Connie Malin, the girls’ teacher, said a local television news report on haunted houses in Philadelphia piqued the girls’ interest as the subject for a special project; after hours of research in the local public library and the library at the University of Delaware, they found that Woodburn, the Governor’s 200-year-old mansion, is reputed to be haunted by the spirits of a mysterious little girl who likes to tug on the hems of women’s dresses and of a troubled slave trader who was hanged upside down and in chains from what has come to be known as the “hanging tree” in the front yard. While the little girl is reported to be friendly, legend has it that the slave trader roams the mansion’s grounds looking for revenge.

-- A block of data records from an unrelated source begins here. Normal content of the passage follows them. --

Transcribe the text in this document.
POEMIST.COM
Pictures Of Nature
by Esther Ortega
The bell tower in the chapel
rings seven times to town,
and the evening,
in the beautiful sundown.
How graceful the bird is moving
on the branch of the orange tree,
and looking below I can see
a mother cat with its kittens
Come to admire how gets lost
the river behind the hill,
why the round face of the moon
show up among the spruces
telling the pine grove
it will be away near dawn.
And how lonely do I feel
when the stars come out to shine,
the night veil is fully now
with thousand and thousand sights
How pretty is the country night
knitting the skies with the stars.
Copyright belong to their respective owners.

The girls wrote a long letter to the Governor explaining their project and requesting that they be allowed to spend the night in the mansion. Governor Castle replied that he would be more than happy to have them visit.
He told the girls that since his inauguration in January the security guards in the mansion have been having problems with a window that keeps opening by itself and a burglar alarm that won’t stay off. He also revealed that at an inauguration party several women reported that they felt an unseen presence tugging on their skirts.

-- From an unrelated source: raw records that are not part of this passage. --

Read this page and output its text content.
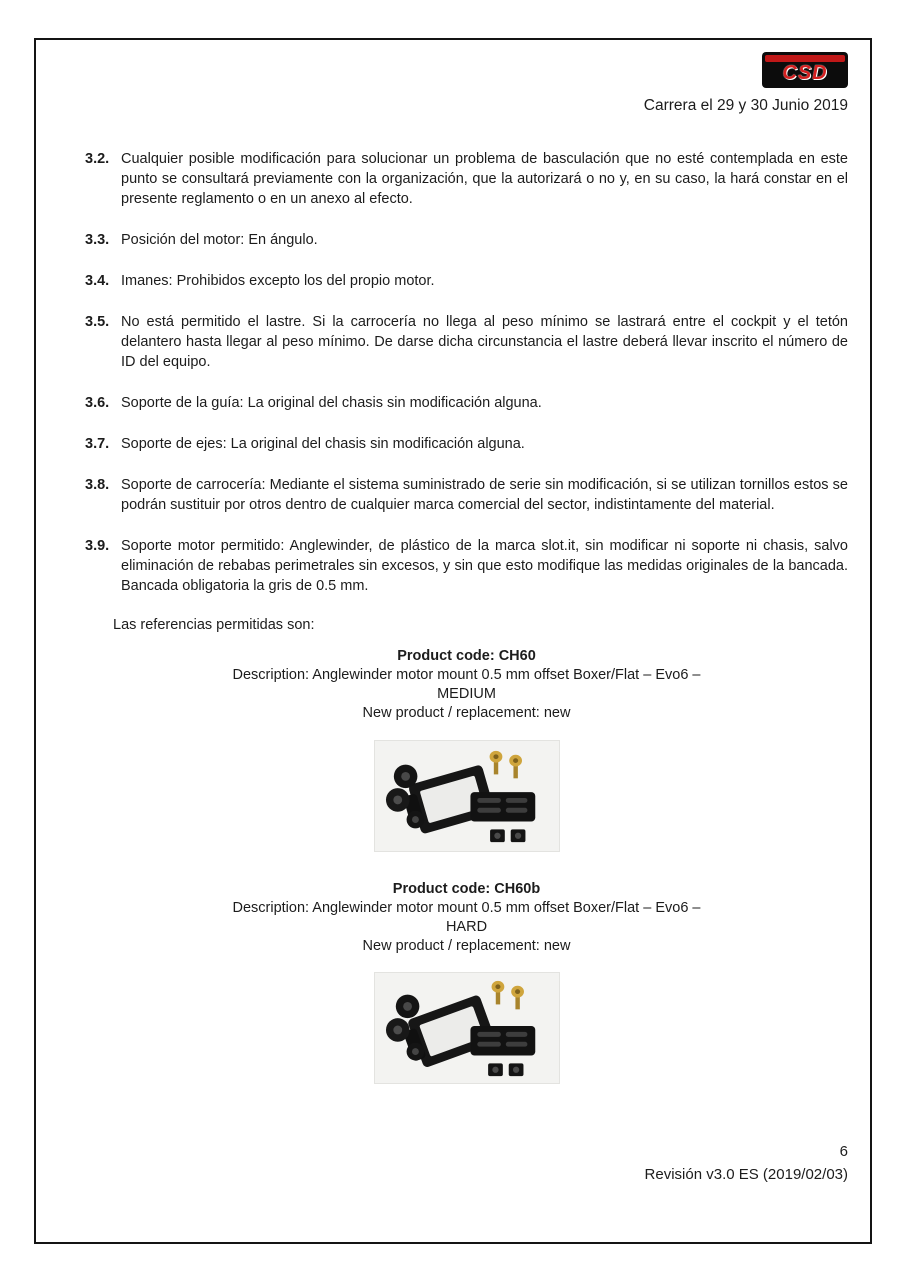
CSD
Carrera el 29 y 30 Junio 2019
3.2. Cualquier posible modificación para solucionar un problema de basculación que no esté contemplada en este punto se consultará previamente con la organización, que la autorizará o no y, en su caso, la hará constar en el presente reglamento o en un anexo al efecto.
3.3. Posición del motor: En ángulo.
3.4. Imanes: Prohibidos excepto los del propio motor.
3.5. No está permitido el lastre. Si la carrocería no llega al peso mínimo se lastrará entre el cockpit y el tetón delantero hasta llegar al peso mínimo. De darse dicha circunstancia el lastre deberá llevar inscrito el número de ID del equipo.
3.6. Soporte de la guía: La original del chasis sin modificación alguna.
3.7. Soporte de ejes: La original del chasis sin modificación alguna.
3.8. Soporte de carrocería: Mediante el sistema suministrado de serie sin modificación, si se utilizan tornillos estos se podrán sustituir por otros dentro de cualquier marca comercial del sector, indistintamente del material.
3.9. Soporte motor permitido: Anglewinder, de plástico de la marca slot.it, sin modificar ni soporte ni chasis, salvo eliminación de rebabas perimetrales sin excesos, y sin que esto modifique las medidas originales de la bancada. Bancada obligatoria la gris de 0.5 mm.
Las referencias permitidas son:
Product code: CH60
Description: Anglewinder motor mount 0.5 mm offset Boxer/Flat – Evo6 –
MEDIUM
New product / replacement: new
Product code: CH60b
Description: Anglewinder motor mount 0.5 mm offset Boxer/Flat – Evo6 –
HARD
New product / replacement: new
6
Revisión v3.0 ES (2019/02/03)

Armed with a stuffed dog to attract the spirit of the little girl, a tape recorder to record the wailing of the slave trader, and a video camera to capture the poltergeists in living color, the girls and Mrs. Malin settled down for the night. But when the girls tried to focus the camera on the hanging tree, it wouldn’t focus, even though the picture on the video monitor remained clear. And when they tried to focus the camera on each other, their bodies appeared transparent while inanimate objects remained opaque.
“The girls are being very scientific and are trying to find a logical explanation for everything,” said Mrs. Malin. A spokesman for Governor Castle, meanwhile, said the ghosts are friendly and the Governor has no immediate plans to leave the mansion.